Rencontres entre des chercheurs en SHS et des professionnels du marketing

Montrer l’apport des sciences humaines et sociales dans la compréhension des problématiques digitales fréquemment rencontrées par les professionnels du marketing, tel était le but de la conférence “Digital+Humanities” que nous organisions le 4 juillet à La Cantine, en partenariat avec le SMC France, Silicon Maniacs et Knowtex.
Pour ceux qui n’ont pu assister à l’événement ou qui souhaiteraient en avoir une relecture synthétique, nous restituons ici les principaux concepts développés par les 5 intervenants chercheurs, ainsi que leurs possibles articulations, quand cela s’y prête, avec le monde de la communication et du marketing digital.

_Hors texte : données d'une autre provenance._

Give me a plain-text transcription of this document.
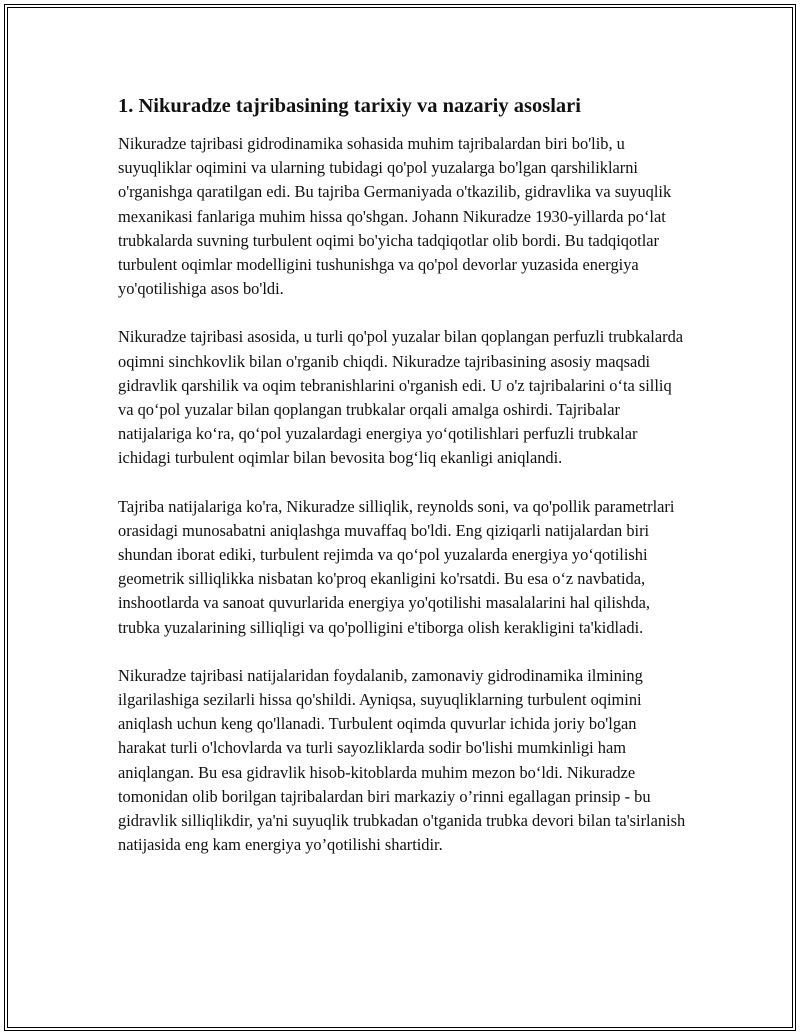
1. Nikuradze tajribasining tarixiy va nazariy asoslari

Nikuradze tajribasi gidrodinamika sohasida muhim tajribalardan biri bo'lib, u suyuqliklar oqimini va ularning tubidagi qo'pol yuzalarga bo'lgan qarshiliklarni o'rganishga qaratilgan edi. Bu tajriba Germaniyada o'tkazilib, gidravlika va suyuqlik mexanikasi fanlariga muhim hissa qo'shgan. Johann Nikuradze 1930-yillarda po‘lat trubkalarda suvning turbulent oqimi bo'yicha tadqiqotlar olib bordi. Bu tadqiqotlar turbulent oqimlar modelligini tushunishga va qo'pol devorlar yuzasida energiya yo'qotilishiga asos bo'ldi.

Nikuradze tajribasi asosida, u turli qo'pol yuzalar bilan qoplangan perfuzli trubkalarda oqimni sinchkovlik bilan o'rganib chiqdi. Nikuradze tajribasining asosiy maqsadi gidravlik qarshilik va oqim tebranishlarini o'rganish edi. U o'z tajribalarini o‘ta silliq va qo‘pol yuzalar bilan qoplangan trubkalar orqali amalga oshirdi. Tajribalar natijalariga ko‘ra, qo‘pol yuzalardagi energiya yo‘qotilishlari perfuzli trubkalar ichidagi turbulent oqimlar bilan bevosita bog‘liq ekanligi aniqlandi.

Tajriba natijalariga ko'ra, Nikuradze silliqlik, reynolds soni, va qo'pollik parametrlari orasidagi munosabatni aniqlashga muvaffaq bo'ldi. Eng qiziqarli natijalardan biri shundan iborat ediki, turbulent rejimda va qo‘pol yuzalarda energiya yo‘qotilishi geometrik silliqlikka nisbatan ko'proq ekanligini ko'rsatdi. Bu esa o‘z navbatida, inshootlarda va sanoat quvurlarida energiya yo'qotilishi masalalarini hal qilishda, trubka yuzalarining silliqligi va qo'polligini e'tiborga olish kerakligini ta'kidladi.

Nikuradze tajribasi natijalaridan foydalanib, zamonaviy gidrodinamika ilmining ilgarilashiga sezilarli hissa qo'shildi. Ayniqsa, suyuqliklarning turbulent oqimini aniqlash uchun keng qo'llanadi. Turbulent oqimda quvurlar ichida joriy bo'lgan harakat turli o'lchovlarda va turli sayozliklarda sodir bo'lishi mumkinligi ham aniqlangan. Bu esa gidravlik hisob-kitoblarda muhim mezon bo‘ldi. Nikuradze tomonidan olib borilgan tajribalardan biri markaziy o’rinni egallagan prinsip - bu gidravlik silliqlikdir, ya'ni suyuqlik trubkadan o'tganida trubka devori bilan ta'sirlanish natijasida eng kam energiya yo’qotilishi shartidir.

Julien Mendoza : le dévoilement des données personnelles

  • Les informations personnelles sont, selon la loi de 2004, à la fois des informations d’identification (nom, prénom…) et des informations connexes (code postal, date de naissance…) qui permettent de cerner l’individu.
  • Il y a un paradoxe entre notre disposition à dévoiler nos informations personnelles (i.e le prix auquel nous acceptons de les vendre) et notre disposition à payer pour les    protéger : dans le premier cas, la valeur accordée aux données est élevée ; dans le second cas elle l’est beaucoup moins.
  • 1ère incitation au dévoilement des données : l’illusion monétaire. Je suis prêt à dévoiler mes informations moyennement une rétribution.
  • 2e incitation : l’illusion du contrôle. Lorsqu’une charte de confidentialité est exhaustive, j’ai le sentiment que les données personnelles sont mieux protégées – et je serai donc enclin à    transmettre les miennes.
  • 3e incitation : le contexte ludique. L’individu a davantage tendance à livrer des informations personnelles dans un contexte ludique.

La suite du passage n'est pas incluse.